I don't know if the Army Medical Service WW1 records survived or are accessible, but I know they have a museum near Aldershot, Ash Vale. (The Army Medical records from 1991 from Gulf War1 didn't survive, they were destroyed in theatre, which affected my pension!!!!).
When I started reading up on WW1 myself during lockdown time, I didn't initially appreciate the sheer number of Lancashire and related regiments and corps, and service units that would have recruited from Manchester. The family lived in (west) Gorton back then, with a few links to the railway companies based there. I assumed that the only Pals to look into would be Manchester Regiment Pals. And I think I read somwewhere that 13th Manchesters recruited around Gorton and Ardwick.
And from that I eventually whittled down to the 13th / 9th Battalions being the only unit mix that fitted into a Salonika and late-1918 France deployments. And that corresponded with my cousin's tracking down Private 202998 .....

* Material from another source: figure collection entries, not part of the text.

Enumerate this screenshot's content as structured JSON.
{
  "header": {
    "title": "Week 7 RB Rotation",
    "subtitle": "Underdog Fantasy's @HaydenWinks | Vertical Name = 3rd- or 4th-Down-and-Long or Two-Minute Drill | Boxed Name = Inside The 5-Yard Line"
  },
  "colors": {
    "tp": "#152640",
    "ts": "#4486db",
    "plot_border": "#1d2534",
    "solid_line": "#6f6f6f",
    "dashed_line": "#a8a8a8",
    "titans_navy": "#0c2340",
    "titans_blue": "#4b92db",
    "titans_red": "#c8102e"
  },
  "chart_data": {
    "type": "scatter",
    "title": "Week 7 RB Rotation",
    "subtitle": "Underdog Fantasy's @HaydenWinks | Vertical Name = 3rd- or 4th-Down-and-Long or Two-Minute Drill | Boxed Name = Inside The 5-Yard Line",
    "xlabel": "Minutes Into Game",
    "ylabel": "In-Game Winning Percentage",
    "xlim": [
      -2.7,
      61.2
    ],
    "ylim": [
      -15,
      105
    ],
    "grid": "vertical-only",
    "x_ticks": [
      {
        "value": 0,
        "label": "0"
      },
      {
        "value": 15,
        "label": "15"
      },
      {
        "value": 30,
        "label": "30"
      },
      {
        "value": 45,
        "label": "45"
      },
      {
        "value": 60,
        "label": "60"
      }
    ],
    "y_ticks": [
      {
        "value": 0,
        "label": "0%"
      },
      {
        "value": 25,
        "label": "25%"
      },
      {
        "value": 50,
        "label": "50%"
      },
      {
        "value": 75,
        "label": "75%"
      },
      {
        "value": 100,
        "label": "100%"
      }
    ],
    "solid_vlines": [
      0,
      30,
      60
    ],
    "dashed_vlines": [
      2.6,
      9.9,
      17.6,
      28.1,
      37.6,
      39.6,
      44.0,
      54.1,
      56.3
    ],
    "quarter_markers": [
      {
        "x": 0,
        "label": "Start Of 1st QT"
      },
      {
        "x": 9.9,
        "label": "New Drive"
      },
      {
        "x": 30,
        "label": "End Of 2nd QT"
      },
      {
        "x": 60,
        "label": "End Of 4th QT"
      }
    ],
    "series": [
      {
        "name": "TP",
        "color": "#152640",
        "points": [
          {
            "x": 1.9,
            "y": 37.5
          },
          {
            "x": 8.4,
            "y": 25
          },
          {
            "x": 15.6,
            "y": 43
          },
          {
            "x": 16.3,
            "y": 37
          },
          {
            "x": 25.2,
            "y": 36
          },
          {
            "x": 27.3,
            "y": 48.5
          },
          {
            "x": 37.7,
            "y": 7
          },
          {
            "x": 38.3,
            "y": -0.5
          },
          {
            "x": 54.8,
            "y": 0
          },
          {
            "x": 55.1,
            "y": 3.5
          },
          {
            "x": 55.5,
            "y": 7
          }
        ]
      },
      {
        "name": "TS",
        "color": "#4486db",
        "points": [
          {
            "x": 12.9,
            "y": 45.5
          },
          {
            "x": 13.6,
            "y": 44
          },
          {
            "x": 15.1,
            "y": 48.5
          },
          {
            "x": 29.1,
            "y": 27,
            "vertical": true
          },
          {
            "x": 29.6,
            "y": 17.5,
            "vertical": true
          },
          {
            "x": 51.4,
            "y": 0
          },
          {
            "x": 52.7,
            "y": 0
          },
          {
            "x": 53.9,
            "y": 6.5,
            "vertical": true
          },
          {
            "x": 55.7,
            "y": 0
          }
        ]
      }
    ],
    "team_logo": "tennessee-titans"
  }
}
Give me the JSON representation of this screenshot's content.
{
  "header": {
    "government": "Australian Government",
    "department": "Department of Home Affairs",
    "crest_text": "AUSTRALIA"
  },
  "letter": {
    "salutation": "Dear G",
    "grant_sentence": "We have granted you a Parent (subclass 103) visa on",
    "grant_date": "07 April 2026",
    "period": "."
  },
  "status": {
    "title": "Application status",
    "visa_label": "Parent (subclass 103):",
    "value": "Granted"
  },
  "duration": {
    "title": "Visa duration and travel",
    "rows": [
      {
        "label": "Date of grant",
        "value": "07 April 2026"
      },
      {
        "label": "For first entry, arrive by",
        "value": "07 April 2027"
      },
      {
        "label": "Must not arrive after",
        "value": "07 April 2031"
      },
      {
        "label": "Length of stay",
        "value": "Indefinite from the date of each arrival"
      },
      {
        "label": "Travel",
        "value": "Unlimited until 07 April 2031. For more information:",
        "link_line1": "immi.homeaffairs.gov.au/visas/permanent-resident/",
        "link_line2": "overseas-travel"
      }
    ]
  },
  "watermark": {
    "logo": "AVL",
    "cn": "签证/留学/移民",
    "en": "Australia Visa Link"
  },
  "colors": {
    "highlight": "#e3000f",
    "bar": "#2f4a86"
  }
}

Family knowledge was that he'd been "a Pal" but as he never spoke to any of his sons about it the assumpation was that he'd been a Manchester Pal.
I will have to restart my research, once I get the opportunity.
My wife and I are still "temproarily" living with relatives between Hampshire and Yorkshire (possibly County Durham in a fortnight if the soliciotrs do not pull their fingers out). So I am not really in a place to carry out research. My laptop doesn't come everywhere with us.
But one day I will have time and access to internet etc, and maybe try researching elsewhere.
Thanks again for providing such good, information, we can cross that one soldier off our list.